Understanding the weaknesses early became essential to avoiding the unnecessary, increasing efficiency and knowing whom to move-forward and when to move-on. Everyone in government wants to do “innovation”, but no one wants to do anything that is new, untested, uncomfortable and requires any level of blind-trust or risk. There is the buzzword and then there is the reality.
Helping government make sense of itself
The PricesPaid initiative was a fantastic early example of how the simple distribution of big data can prove more harmful than helpful without the understanding of context to create new, more relevant, data. It was also a great example of how the buzzword wasn’t the solution, a solution was the solution … go figure!

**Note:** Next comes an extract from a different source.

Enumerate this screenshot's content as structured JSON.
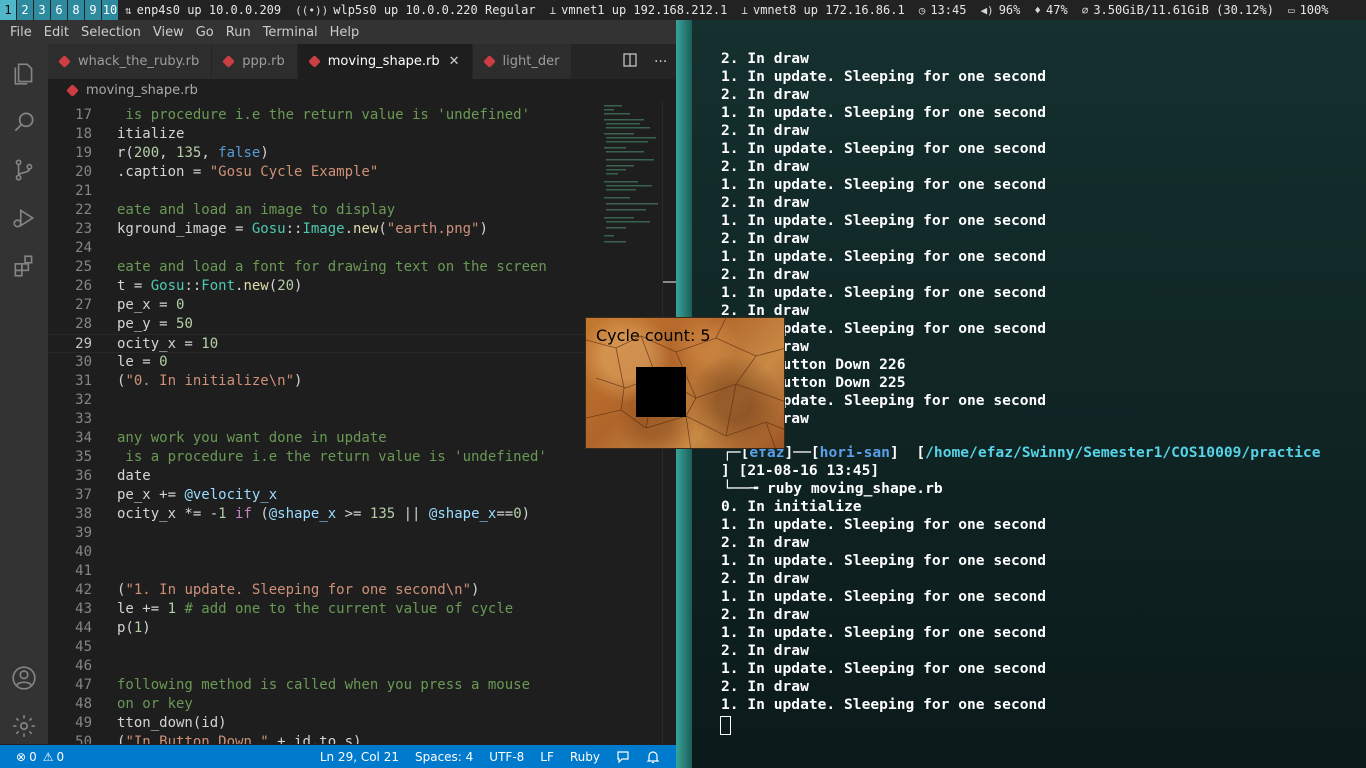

The simple goal was to release the spending data of prices paid on goods throughout agencies in the federal government. The basic premise was that if you could see how much others paid for an item, you’d be better educated on how much you should be paying for a like-item. However, that premise requires a lot of effort on the user and can be very misleading, especially in the context of technology. If you knew what you were searching for, you could get a glimpse of the high-end and low-end of the spectrum of what others paid … obviously you’d want to see if you could get the lowest price possible, but, you’d feel comfortable knowing you landed somewhere in the middle (the average – or you could try to roughly calculate some version of the mean, median or mode). However, by simply providing a historical transaction record you’re basing purchasing behavior off of very misleading data. The data can be 15 to 24 months old, and we all know that you shouldn’t be paying for an iPhone 4S today what someone else paid 18 months ago; because of the depreciation of technology. Furthermore, if there is a downward slope of iPhone 4S purchases exactly inversely related to an upward slope of the iPhone 5 purchases, we could more accurately assume that there is a new model of iPhone and that you shouldn’t be buying an iPhone 4S at all!
Simply opening the data is like giving someone a set of encyclopedias. By actually understanding the data, considering context and focusing on the influence and changing of behavior is like giving them Google … you get exactly what you were after worst case scenario and you discover something more relevant that you didn’t even know you were searching for best case scenario.
The presidential mandate to release the big data was critical, the decision for open data was important, the open-source technology to make that data available was fundamental, but the strategy behind providing contextual relevancy to influence buying behavior was revolutionary. Content is paramount, but context is king.